Kisah diatas merupakan sekelumit kisah "unik" tentang layanan RS pemerintah, mulai dari pelayanan loket yang ketus, cemberut dan tidak ramah , pelayanan RS yang terlalu birokratis, pilih kasih jika orang miskin datang maka pelayananpun lelet, Asuransi Kesehatan yang tidak "laku", bayi tertukar dan lain-lain.

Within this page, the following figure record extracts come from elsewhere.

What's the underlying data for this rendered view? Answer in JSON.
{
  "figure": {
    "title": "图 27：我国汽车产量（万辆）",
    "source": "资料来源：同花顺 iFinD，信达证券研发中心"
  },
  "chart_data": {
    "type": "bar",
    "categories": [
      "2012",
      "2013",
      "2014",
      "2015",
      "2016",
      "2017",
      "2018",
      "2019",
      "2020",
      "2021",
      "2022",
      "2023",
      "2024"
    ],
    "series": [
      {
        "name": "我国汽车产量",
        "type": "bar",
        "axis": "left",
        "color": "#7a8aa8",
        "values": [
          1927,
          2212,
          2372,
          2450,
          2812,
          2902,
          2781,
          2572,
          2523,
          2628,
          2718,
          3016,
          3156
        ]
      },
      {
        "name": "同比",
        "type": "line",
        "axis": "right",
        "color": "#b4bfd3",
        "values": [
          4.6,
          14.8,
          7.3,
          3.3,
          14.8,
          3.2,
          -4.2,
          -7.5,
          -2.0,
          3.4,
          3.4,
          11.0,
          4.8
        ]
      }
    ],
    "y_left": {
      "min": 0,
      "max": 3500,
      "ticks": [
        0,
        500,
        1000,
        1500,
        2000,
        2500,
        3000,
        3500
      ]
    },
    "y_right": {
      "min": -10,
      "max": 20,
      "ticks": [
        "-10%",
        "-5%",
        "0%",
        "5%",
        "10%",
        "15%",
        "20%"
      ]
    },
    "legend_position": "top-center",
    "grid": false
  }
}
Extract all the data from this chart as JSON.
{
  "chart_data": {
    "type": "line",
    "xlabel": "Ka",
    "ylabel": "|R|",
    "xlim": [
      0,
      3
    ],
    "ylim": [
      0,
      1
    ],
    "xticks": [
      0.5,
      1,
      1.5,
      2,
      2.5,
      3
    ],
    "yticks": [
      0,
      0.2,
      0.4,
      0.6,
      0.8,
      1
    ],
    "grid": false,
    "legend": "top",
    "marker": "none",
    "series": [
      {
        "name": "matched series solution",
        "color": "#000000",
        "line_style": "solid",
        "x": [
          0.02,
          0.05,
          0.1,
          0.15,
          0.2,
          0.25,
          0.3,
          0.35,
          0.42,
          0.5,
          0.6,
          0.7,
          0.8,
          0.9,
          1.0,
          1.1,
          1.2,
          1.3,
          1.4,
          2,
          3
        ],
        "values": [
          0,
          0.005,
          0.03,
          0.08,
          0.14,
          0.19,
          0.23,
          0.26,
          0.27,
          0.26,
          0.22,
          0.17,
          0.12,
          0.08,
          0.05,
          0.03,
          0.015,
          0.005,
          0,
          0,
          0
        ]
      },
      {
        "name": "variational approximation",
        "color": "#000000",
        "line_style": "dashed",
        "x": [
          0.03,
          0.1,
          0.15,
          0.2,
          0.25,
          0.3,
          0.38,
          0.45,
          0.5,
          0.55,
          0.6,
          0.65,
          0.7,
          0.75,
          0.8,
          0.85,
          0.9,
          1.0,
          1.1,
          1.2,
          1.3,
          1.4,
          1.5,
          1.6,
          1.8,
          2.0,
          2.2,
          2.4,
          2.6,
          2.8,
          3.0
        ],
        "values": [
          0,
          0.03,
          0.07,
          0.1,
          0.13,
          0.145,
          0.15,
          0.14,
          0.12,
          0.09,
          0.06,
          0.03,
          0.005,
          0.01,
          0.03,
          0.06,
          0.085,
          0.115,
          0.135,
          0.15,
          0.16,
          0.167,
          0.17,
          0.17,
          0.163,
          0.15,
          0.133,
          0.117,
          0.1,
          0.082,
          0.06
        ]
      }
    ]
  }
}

Pada kesempatan ini saya hanya berpesan dan menggugah kepada saya pribadi dan rekan-rekan yang mengabdikan diri sebagai "pelayan masyarakat" untuk JANGAN SOMBONG dan IKHLAS dalam melaksanakan tugas. Pekerjaan yang kita jalani saat ini adalah pilihan kita. Garisan tangan kita. Mari kita hargai, ingat dan renungkan bahwa semua itu AMANAH!

Apakah kita tidak berfikir bagaimana perasaan yang kita terima jika hal seperti itu menimpa keluarga kita...? Tahukah kita jika kita ikhlas melakukan segala sesuatu akan menerima imbalan dan pahala dari-NYA? Mari mulai saat ini kita berikan "senyuman" kita untuk semua orang...(*jadi ingat lagunya mbak Ikke Nurjanah..hiks).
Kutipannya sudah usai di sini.